A new drug candidate designed to mimic the body’s “good” cholesterol shows a striking ability in mice to lower cholesterol levels in the blood and dissolve artery-clogging plaques. What’s more, the compound works when given orally, rather than as an injection. If the results hold true in humans—a big if, given past failures at transferring promising treatments from mice—it could provide a new way to combat atherosclerosis, the biggest killer in developed countries.

Although doctors already have effective cholesterol-lowering agents, such as statins, at their disposal, there’s room for improvement. Statins have significant side effects in some people and don’t always reduce cholesterol enough in others. “There is still plenty of heart disease out there even among people who take statins,” says Godfrey Getz, an experimental pathologist at the University of Chicago in Illinois.

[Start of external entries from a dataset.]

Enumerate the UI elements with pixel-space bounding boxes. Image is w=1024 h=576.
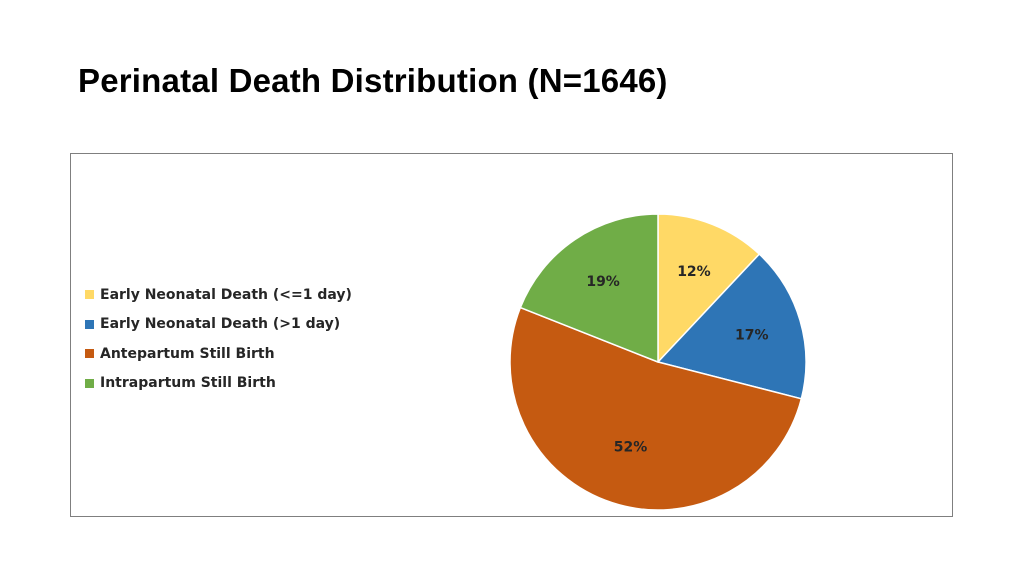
- pie-slice-intrapartum-still-birth: [519, 213, 659, 364]
- data-label-early-neonatal-le1day: 12%: [677, 264, 711, 280]
- chart-area: Early Neonatal Death (<=1 day) Early Neo…: [70, 153, 953, 517]
- slide-title: Perinatal Death Distribution (N=1646): [78, 62, 668, 99]
- legend-swatch: [85, 319, 94, 329]
- legend-item-intrapartum-still-birth: Intrapartum Still Birth: [85, 369, 352, 399]
- data-label-antepartum-still-birth: 52%: [614, 439, 648, 455]
- legend-item-early-neonatal-gt1day: Early Neonatal Death (>1 day): [85, 310, 352, 340]
- legend-label: Intrapartum Still Birth: [100, 375, 276, 392]
- legend-item-early-neonatal-le1day: Early Neonatal Death (<=1 day): [85, 280, 352, 310]
- pie-chart: 12% 17% 52% 19%: [509, 213, 807, 511]
- chart-legend: Early Neonatal Death (<=1 day) Early Neo…: [85, 280, 352, 398]
- legend-label: Antepartum Still Birth: [100, 345, 275, 362]
- legend-label: Early Neonatal Death (<=1 day): [100, 286, 352, 303]
- pie-slice-early-neonatal-le1day: [657, 213, 761, 364]
- legend-label: Early Neonatal Death (>1 day): [100, 316, 341, 333]
- legend-swatch: [85, 349, 94, 359]
- data-label-early-neonatal-gt1day: 17%: [735, 328, 769, 344]
- pie-slice-antepartum-still-birth: [509, 306, 803, 511]
- legend-swatch: [85, 290, 94, 300]
- data-label-intrapartum-still-birth: 19%: [586, 274, 620, 290]
- pie-slice-early-neonatal-gt1day: [656, 253, 807, 400]
- legend-item-antepartum-still-birth: Antepartum Still Birth: [85, 339, 352, 369]
- legend-swatch: [85, 378, 94, 388]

For that reason, researchers around the globe are searching for novel drugs that affect cholesterol levels in one of two ways. The first has been to reduce levels of low-density lipoprotein (LDL), commonly known as bad cholesterol, which has been associated with higher heart disease risk. This is the goal of statins, which block an enzyme involved in cholesterol production. The second strategy is to increase levels of good cholesterol, or high-density lipoprotein (HDL), which seems to boost heart health in people who have a lot of it. But producing HDL-raising drugs that prevent heart disease has proven difficult. In the body, a large protein called apolipoprotein A-I (apoA-I) wraps around fatty lipid molecules to create HDL particles that sop up LDL and ferry it to the liver where it is eliminated. So for several decades researchers have been designing and testing small protein fragments called peptides to see if they could mimic the behavior of apoA-I. One such peptide, known as 4F, did not reduce serum cholesterol levels, but it did shrink arterial plaques in mice, rabbits, and monkeys. And in an early clinical trial by researchers at Bruin Pharma Inc. in Beverly Hills, California, that was designed only to measure its safety in people, 4F didn’t appear to show any beneficial effect.  

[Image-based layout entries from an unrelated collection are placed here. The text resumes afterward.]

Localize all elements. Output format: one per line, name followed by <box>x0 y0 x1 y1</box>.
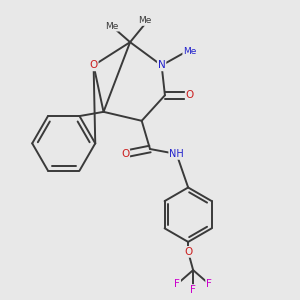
Text: O: O <box>89 60 98 70</box>
Text: Me: Me <box>105 22 119 31</box>
Text: F: F <box>206 279 212 289</box>
Text: N: N <box>158 60 166 70</box>
Text: F: F <box>190 285 196 295</box>
Text: F: F <box>174 279 180 289</box>
Text: O: O <box>186 90 194 100</box>
Text: O: O <box>121 149 129 159</box>
Text: Me: Me <box>138 16 152 25</box>
Text: Me: Me <box>183 47 196 56</box>
Text: O: O <box>184 247 192 257</box>
Text: NH: NH <box>169 149 184 159</box>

M. Reza Ghadiri, a chemist at the Scripps Research Institute in San Diego, California, and his colleagues took a slightly different tack, creating a peptide that mimics another part of the apoA-I protein than 4F does. Initial in vitro studies suggested the peptide formed HDL-like particles and sopped up LDL, an encouraging result that prompted them to push it further. Ghadiri and his Scripps colleagues have now tested their compound in mice that develop artery clogging plaques when fed a Western-style high-fat diet. One group of animals received the peptide intravenously. For another group, the researchers simply added the compound to the animals’ water, a strategy they considered unlikely to work, because the gut contains high amounts of proteases designed to chop proteins apart. To their surprise, in both groups, serum cholesterol levels dropped 40% from their previous levels within 2 weeks of starting to take the drug. And by 10 weeks, the number of artery-clogging lesions had been reduced by half, the team reports in the October issue of the Journal of Lipid Research. What remains puzzling, however, is that Ghadiri and his colleagues did not detect their peptides in the blood of their test animal. Ghadiri says this suggests that the new peptide may work by removing cholesterol precursors in the gut before they enter the bloodstream.

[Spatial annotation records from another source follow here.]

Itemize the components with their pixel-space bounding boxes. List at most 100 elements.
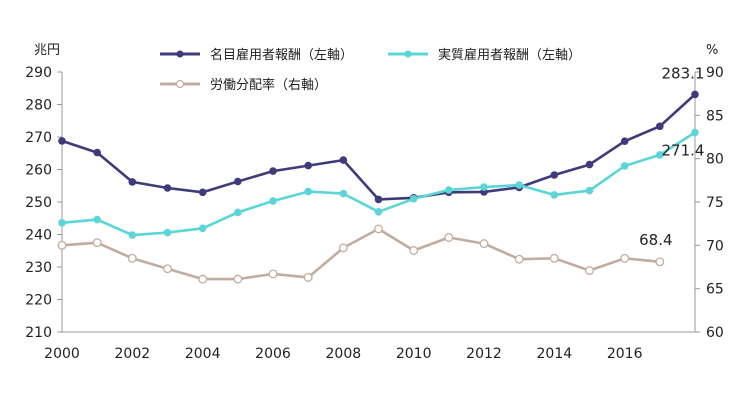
data-point-labor-share	[198, 274, 208, 284]
legend-marker-labor-share	[175, 79, 185, 89]
data-point-real	[445, 186, 453, 194]
data-point-real	[656, 151, 664, 159]
data-point-real	[58, 219, 66, 227]
x-tick-label: 2002	[115, 346, 151, 362]
annotations: 283.1 271.4 68.4	[639, 64, 704, 248]
data-point-nominal	[304, 161, 313, 170]
data-point-labor-share	[127, 253, 137, 263]
data-point-labor-share	[268, 269, 278, 279]
data-point-nominal	[58, 137, 66, 145]
data-point-real	[163, 228, 172, 237]
data-label-real: 271.4	[662, 141, 705, 159]
legend-item-real: 実質雇用者報酬（左軸）	[388, 47, 581, 63]
data-point-nominal	[691, 90, 699, 99]
right-tick-label: 70	[706, 238, 724, 254]
data-point-labor-share	[620, 253, 630, 263]
x-axis-ticks: 2000 2002 2004 2006 2008 2010 2012 2014 2016	[44, 346, 642, 362]
data-point-nominal	[374, 195, 383, 204]
data-point-nominal	[656, 122, 664, 131]
right-tick-label: 90	[706, 65, 724, 81]
data-point-nominal	[550, 171, 559, 179]
right-tick-label: 60	[706, 325, 724, 341]
data-point-nominal	[620, 137, 629, 145]
data-point-real	[480, 183, 488, 191]
data-point-real	[691, 128, 699, 137]
right-tick-label: 75	[706, 195, 724, 211]
data-point-labor-share	[514, 254, 524, 264]
left-tick-label: 250	[25, 195, 52, 211]
data-label-nominal: 283.1	[662, 64, 705, 82]
data-point-nominal	[234, 177, 242, 186]
left-axis-unit: 兆円	[34, 43, 60, 58]
legend-label-real: 実質雇用者報酬（左軸）	[438, 47, 581, 63]
left-tick-label: 270	[25, 130, 52, 146]
x-tick-label: 2014	[537, 346, 573, 362]
data-point-nominal	[585, 160, 594, 169]
data-point-labor-share	[655, 257, 665, 267]
right-axis-unit: %	[706, 43, 718, 58]
left-tick-label: 290	[25, 65, 52, 81]
data-point-real	[304, 187, 313, 196]
data-point-real	[585, 186, 594, 195]
data-point-real	[515, 181, 523, 189]
data-point-real	[128, 231, 137, 239]
data-point-real	[198, 224, 207, 233]
legend-marker-nominal	[176, 50, 184, 58]
right-tick-label: 65	[706, 282, 724, 298]
left-tick-label: 260	[25, 163, 52, 179]
data-point-nominal	[269, 167, 277, 175]
data-point-nominal	[128, 178, 137, 186]
data-point-labor-share	[338, 243, 348, 253]
data-point-labor-share	[409, 246, 419, 255]
data-label-labor-share: 68.4	[639, 231, 672, 249]
data-point-real	[234, 208, 242, 217]
data-point-real	[269, 197, 277, 205]
data-point-nominal	[339, 156, 348, 164]
series-line-labor-share	[61, 227, 660, 281]
x-tick-label: 2006	[255, 346, 291, 362]
data-point-real	[620, 162, 629, 170]
data-point-labor-share	[585, 266, 594, 275]
left-tick-label: 230	[25, 260, 52, 276]
data-point-nominal	[163, 184, 172, 192]
legend: 名目雇用者報酬（左軸） 実質雇用者報酬（左軸） 労働分配率（右軸）	[160, 47, 581, 93]
x-tick-label: 2012	[466, 346, 502, 362]
data-point-labor-share	[444, 233, 454, 242]
x-tick-label: 2000	[44, 346, 80, 362]
data-point-labor-share	[92, 238, 102, 248]
right-tick-label: 80	[706, 152, 724, 168]
left-tick-label: 280	[25, 98, 52, 114]
data-point-real	[550, 191, 559, 199]
data-point-labor-share	[163, 264, 172, 274]
data-point-nominal	[198, 188, 207, 197]
data-point-real	[374, 208, 383, 216]
x-tick-label: 2016	[607, 346, 643, 362]
data-point-labor-share	[374, 224, 383, 234]
legend-label-nominal: 名目雇用者報酬（左軸）	[210, 47, 353, 63]
legend-label-labor-share: 労働分配率（右軸）	[210, 77, 327, 93]
data-point-nominal	[93, 148, 101, 157]
right-tick-label: 85	[706, 108, 724, 124]
left-tick-label: 220	[25, 293, 52, 309]
left-axis-ticks: 210 220 230 240 250 260 270 280 290	[25, 65, 62, 341]
x-tick-label: 2010	[396, 346, 432, 362]
data-point-labor-share	[479, 239, 489, 249]
data-point-labor-share	[549, 253, 559, 263]
data-point-labor-share	[57, 240, 67, 250]
data-point-real	[93, 215, 101, 224]
left-tick-label: 210	[25, 325, 52, 341]
data-point-real	[409, 195, 418, 203]
legend-item-labor-share: 労働分配率（右軸）	[160, 77, 327, 93]
legend-item-nominal: 名目雇用者報酬（左軸）	[160, 47, 353, 63]
left-tick-label: 240	[25, 228, 52, 244]
x-tick-label: 2008	[326, 346, 362, 362]
right-axis-ticks: 60 65 70 75 80 85 90	[695, 65, 724, 341]
legend-marker-real	[404, 50, 412, 58]
data-point-labor-share	[303, 272, 313, 282]
data-point-labor-share	[233, 274, 243, 284]
x-tick-label: 2004	[185, 346, 221, 362]
data-point-real	[339, 189, 348, 198]
series-layer	[57, 90, 699, 284]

“It’s a very interesting result,” Getz says. But he cautions that the work has been tested only in animals, and many therapies—including the closely related 4F peptide—fail to transfer to humans. That said, Getz notes that some of the initial promising results with this peptide and other apoA-I mimics offer hope that researchers may soon come up with novel drugs capable of dissolving artery-clogging plaques before they can wreak their havoc.